Using normal BMI as the referent, we used conditional logistic regression to estimate odds ratios (OR) and corresponding 95 % CI for ESRD associated with the other BMI categories, overall and stratified by race. We performed the main analyses using BMI at age 21 and, in separate models, considered BMI at enrollment. We investigated race × BMI interactions using a Wald test for the race × continuous BMI interaction term. In addition to the matching variables, covariates included in the main analyses were education (<high school, high school/vocational training/junior college, ≥college), and cigarette smoking (never, former, current). Differences between the crude and adjusted estimates were minimal but we present the adjusted estimates. We did not include history of diabetes or hypertension in our main models given that these may be on the causal pathway between elevated BMI and ESRD. However, in sensitivity analyses, we adjusted additionally for diabetes and hypertension at baseline, in order to examine the magnitude of the association between BMI at age 21 and ESRD independent of these two main intermediates. Also, in order to investigate the influence of short follow-up on the BMI at enrollment-ESRD association, we performed additional sensitivity analyses by successively excluding cases diagnosed within 12, 24 and 36 months after enrollment.
In subsequent analysis, BMI at 21 was modeled using restricted cubic splines with 5 equally spaced knots chosen according to Harrell’s percentile distribution: 0.05, 0.275, 0.5, 0.725 and 0.95 corresponding to BMI values of 17.2, 20.7, 22.9, 25.7, 33.8 kg/m2 respectively . Predicted probabilities of incident ESRD were then computed from the multivariable logistic models and plotted against BMI at 21. Given that potential outliers at the tail ends of the distribution—BMI at 21 < 18.5 kg/m2 and BMI > 35 kg/m2—could influence the shape of the curve, we performed sensitivity analyses excluding persons with these values and plotted the curves using splines with knots placed at 20th, 40th, 60th and 80th percentiles of BMI at age 21.

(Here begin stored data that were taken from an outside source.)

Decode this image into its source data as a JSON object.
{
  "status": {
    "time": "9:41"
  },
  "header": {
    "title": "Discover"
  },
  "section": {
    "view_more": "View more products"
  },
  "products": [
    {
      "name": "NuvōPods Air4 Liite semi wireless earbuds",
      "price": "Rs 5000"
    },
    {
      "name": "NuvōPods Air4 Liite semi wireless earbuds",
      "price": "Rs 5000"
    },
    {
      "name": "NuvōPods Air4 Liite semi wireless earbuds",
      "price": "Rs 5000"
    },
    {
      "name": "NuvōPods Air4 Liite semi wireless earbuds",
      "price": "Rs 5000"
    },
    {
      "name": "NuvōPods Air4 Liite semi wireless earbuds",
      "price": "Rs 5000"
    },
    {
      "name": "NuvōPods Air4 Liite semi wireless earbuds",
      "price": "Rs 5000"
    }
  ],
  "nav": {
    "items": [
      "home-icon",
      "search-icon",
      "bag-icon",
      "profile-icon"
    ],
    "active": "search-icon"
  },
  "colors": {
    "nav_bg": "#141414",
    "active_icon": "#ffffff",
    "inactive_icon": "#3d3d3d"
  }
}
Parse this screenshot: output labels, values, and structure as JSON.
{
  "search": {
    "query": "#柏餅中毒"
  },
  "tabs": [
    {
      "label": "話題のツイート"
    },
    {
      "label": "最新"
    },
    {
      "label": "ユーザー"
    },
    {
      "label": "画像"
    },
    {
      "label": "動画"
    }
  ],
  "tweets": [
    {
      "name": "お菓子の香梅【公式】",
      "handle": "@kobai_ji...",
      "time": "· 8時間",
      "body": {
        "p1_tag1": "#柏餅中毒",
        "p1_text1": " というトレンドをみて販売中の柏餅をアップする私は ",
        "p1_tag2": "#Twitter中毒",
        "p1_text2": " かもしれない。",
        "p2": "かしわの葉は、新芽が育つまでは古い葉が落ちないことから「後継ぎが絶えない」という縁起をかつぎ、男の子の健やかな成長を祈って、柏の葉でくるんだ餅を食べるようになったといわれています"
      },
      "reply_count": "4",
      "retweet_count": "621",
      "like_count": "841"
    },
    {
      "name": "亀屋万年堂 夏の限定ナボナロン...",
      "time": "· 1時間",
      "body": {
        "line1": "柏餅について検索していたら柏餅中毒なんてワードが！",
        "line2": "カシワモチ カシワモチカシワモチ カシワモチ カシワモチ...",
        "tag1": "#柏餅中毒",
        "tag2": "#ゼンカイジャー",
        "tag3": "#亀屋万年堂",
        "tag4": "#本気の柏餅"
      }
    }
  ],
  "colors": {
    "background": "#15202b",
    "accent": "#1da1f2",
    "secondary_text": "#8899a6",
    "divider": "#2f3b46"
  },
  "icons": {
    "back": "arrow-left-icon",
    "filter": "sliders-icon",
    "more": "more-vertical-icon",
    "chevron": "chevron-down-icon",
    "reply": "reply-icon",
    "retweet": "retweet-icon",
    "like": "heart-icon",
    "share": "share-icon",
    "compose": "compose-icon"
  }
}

All analyses were performed using STATA (version 12.1, Stata Corp, College Station, Texas, USA) and R version 3.1.1 (R Core Team 2014). For all analyses, p-values < 0.05 were considered statistically significant.
SCCS participants provided written informed consent, and protocols were approved by the Institutional Review Boards of Vanderbilt University Medical Center and Meharry Medical College.